The subtly retailored front-end appearance was inspired by “a more functionally derived air intake, not unlike that of a jet turbine, giving greater expression to the car’s dynamic promise,” according to the brand. Even the Spirit of Ecstasy herself received a (minor) makeover on the Wraith, being repositioned and re-angled to better accentuate the car’s lines. Moving inside the cabin—through frameless rear-hinged doors—is then likened by Rolls to climbing aboard a yacht. And with good reason, too.
On board the 2014 Rolls-Royce Wraith is an available Canadel Paneling interior that offers a warm, inviting environment created from a light, open-grained wood and impeccable craftsmanship. The look is complemented by black chrome, natural-grain leather, ambient lighting and the brand’s striking Starlight Headliner. This unique Rolls feature is created by hand-weaving 1,340 separate fiber-optic lighting units into the vehicle’s leather headliner to provide a canopy that echoes a starry night’s sky.
What does it take to propel roughly 5,200 lbs. of Rolls-Royce from 0-60 in a mere 4.4 seconds? A 6.6-liter V12 engine with twin turbocharging and outputs of 624 hp and 590 lb.-ft. of torque, mated to an eight-speed automatic transmission from the experts at ZF. With that powertrain doing the honors, the 2014 Rolls-Royce Wraith also can reach an electronically limited top speed of 155 mph and claims the crown as the most powerful car to ever roll off the assembly line for the brand.
Of course, that isn’t just any eight-speed gearbox managing the Wraith’s power; it’s a cutting-edge unit that can access GPS data for the route ahead and prepare for the appropriate shifts in advance. Philip Harnett, a Rolls-Royce product manager, explains: “Consider piloting Wraith in its natural environment, through the twisting roads of an Alpine pass for example. While negotiating a hairpin, approaching an inviting series of bends, the car knows its location; it sees what you are seeing, but importantly is also anticipating what is to come.
It knows when a sweeping curve approaches and can predict how you wish to drive through it. Easing off the accelerator tells Wraith that this is no cruise on a straight country road. Rather, the driver is controlling speed to negotiate a series of bends. Instead of shifting up a gear to allow more relaxed cruising, the lower gear is held, thereby ensuring the powertrain is perfectly primed and ready to accelerate from the corner.”

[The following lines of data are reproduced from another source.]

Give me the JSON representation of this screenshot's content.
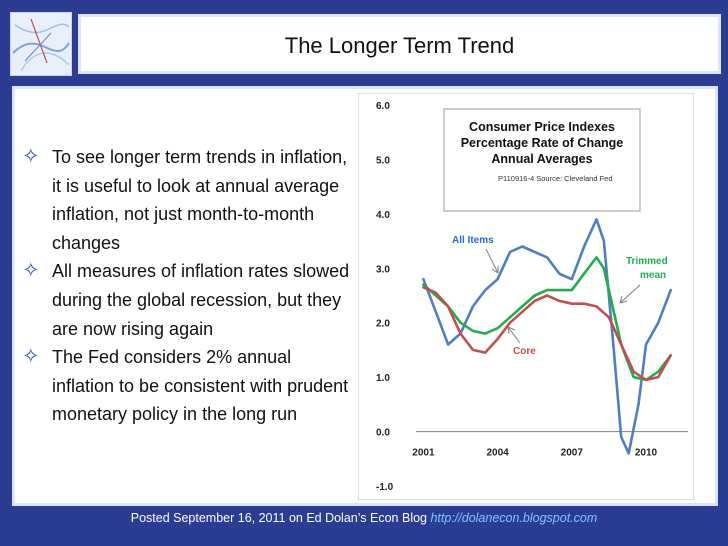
{
  "title": "The Longer Term Trend",
  "bullets": [
    "To see longer term trends in inflation, it is useful to look at annual average inflation, not just month-to-month changes",
    "All measures of inflation rates slowed during the global recession, but they are now rising again",
    "The Fed considers 2% annual inflation to be consistent with prudent monetary policy in the long run"
  ],
  "footer": {
    "text": "Posted September 16, 2011 on Ed Dolan’s Econ Blog",
    "link": "http://dolanecon.blogspot.com"
  },
  "chart_data": {
    "type": "line",
    "title_lines": [
      "Consumer Price Indexes",
      "Percentage Rate of Change",
      "Annual Averages"
    ],
    "source": "P110916-4 Source: Cleveland Fed",
    "ylim": [
      -1.0,
      6.0
    ],
    "yticks": [
      "6.0",
      "5.0",
      "4.0",
      "3.0",
      "2.0",
      "1.0",
      "0.0",
      "-1.0"
    ],
    "xticks": [
      "2001",
      "2004",
      "2007",
      "2010"
    ],
    "xlim": [
      2000.7,
      2011.7
    ],
    "series": [
      {
        "name": "All Items",
        "color": "#4f7fbf",
        "points": [
          [
            2001.0,
            2.8
          ],
          [
            2001.5,
            2.2
          ],
          [
            2002.0,
            1.6
          ],
          [
            2002.5,
            1.8
          ],
          [
            2003.0,
            2.3
          ],
          [
            2003.5,
            2.6
          ],
          [
            2004.0,
            2.8
          ],
          [
            2004.5,
            3.3
          ],
          [
            2005.0,
            3.4
          ],
          [
            2005.5,
            3.3
          ],
          [
            2006.0,
            3.2
          ],
          [
            2006.5,
            2.9
          ],
          [
            2007.0,
            2.8
          ],
          [
            2007.5,
            3.4
          ],
          [
            2008.0,
            3.9
          ],
          [
            2008.3,
            3.5
          ],
          [
            2008.7,
            1.5
          ],
          [
            2009.0,
            -0.1
          ],
          [
            2009.3,
            -0.4
          ],
          [
            2009.7,
            0.5
          ],
          [
            2010.0,
            1.6
          ],
          [
            2010.5,
            2.0
          ],
          [
            2011.0,
            2.6
          ]
        ]
      },
      {
        "name": "Trimmed mean",
        "color": "#1fae4b",
        "points": [
          [
            2001.0,
            2.7
          ],
          [
            2001.5,
            2.5
          ],
          [
            2002.0,
            2.3
          ],
          [
            2002.5,
            2.0
          ],
          [
            2003.0,
            1.85
          ],
          [
            2003.5,
            1.8
          ],
          [
            2004.0,
            1.9
          ],
          [
            2004.5,
            2.1
          ],
          [
            2005.0,
            2.3
          ],
          [
            2005.5,
            2.5
          ],
          [
            2006.0,
            2.6
          ],
          [
            2006.5,
            2.6
          ],
          [
            2007.0,
            2.6
          ],
          [
            2007.5,
            2.9
          ],
          [
            2008.0,
            3.2
          ],
          [
            2008.3,
            3.0
          ],
          [
            2008.7,
            2.2
          ],
          [
            2009.0,
            1.6
          ],
          [
            2009.5,
            1.0
          ],
          [
            2010.0,
            0.95
          ],
          [
            2010.5,
            1.1
          ],
          [
            2011.0,
            1.4
          ]
        ]
      },
      {
        "name": "Core",
        "color": "#c0504d",
        "points": [
          [
            2001.0,
            2.65
          ],
          [
            2001.5,
            2.55
          ],
          [
            2002.0,
            2.3
          ],
          [
            2002.5,
            1.8
          ],
          [
            2003.0,
            1.5
          ],
          [
            2003.5,
            1.45
          ],
          [
            2004.0,
            1.7
          ],
          [
            2004.5,
            2.0
          ],
          [
            2005.0,
            2.2
          ],
          [
            2005.5,
            2.4
          ],
          [
            2006.0,
            2.5
          ],
          [
            2006.5,
            2.4
          ],
          [
            2007.0,
            2.35
          ],
          [
            2007.5,
            2.35
          ],
          [
            2008.0,
            2.3
          ],
          [
            2008.5,
            2.1
          ],
          [
            2009.0,
            1.6
          ],
          [
            2009.5,
            1.1
          ],
          [
            2010.0,
            0.95
          ],
          [
            2010.5,
            1.0
          ],
          [
            2011.0,
            1.4
          ]
        ]
      }
    ],
    "annotations": [
      {
        "label": "All Items",
        "color": "#1f6fd0"
      },
      {
        "label": "Trimmed",
        "label2": "mean",
        "color": "#1fae4b"
      },
      {
        "label": "Core",
        "color": "#c0504d"
      }
    ]
  }
}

With the growing popularity and cultural awareness of today’s newest exotic supercars—from the likes of Lamborghini, Ferrari and McLaren—the upper reaches of the U.S. marketplace have seen a clear shift in demand toward true high-performance entries that can top 200 mph and sprint from 0-60 in closer to 3 seconds than 4. But you aren’t going to be able to squeeze four people into a Lamborghini Aventador, and El Toro isn’t exactly known for its all-weather daily drivers. That leaves a bit of white space still available for cars like the 2014 Rolls-Royce Wraith, which should help the company stay in the black for the foreseeable future.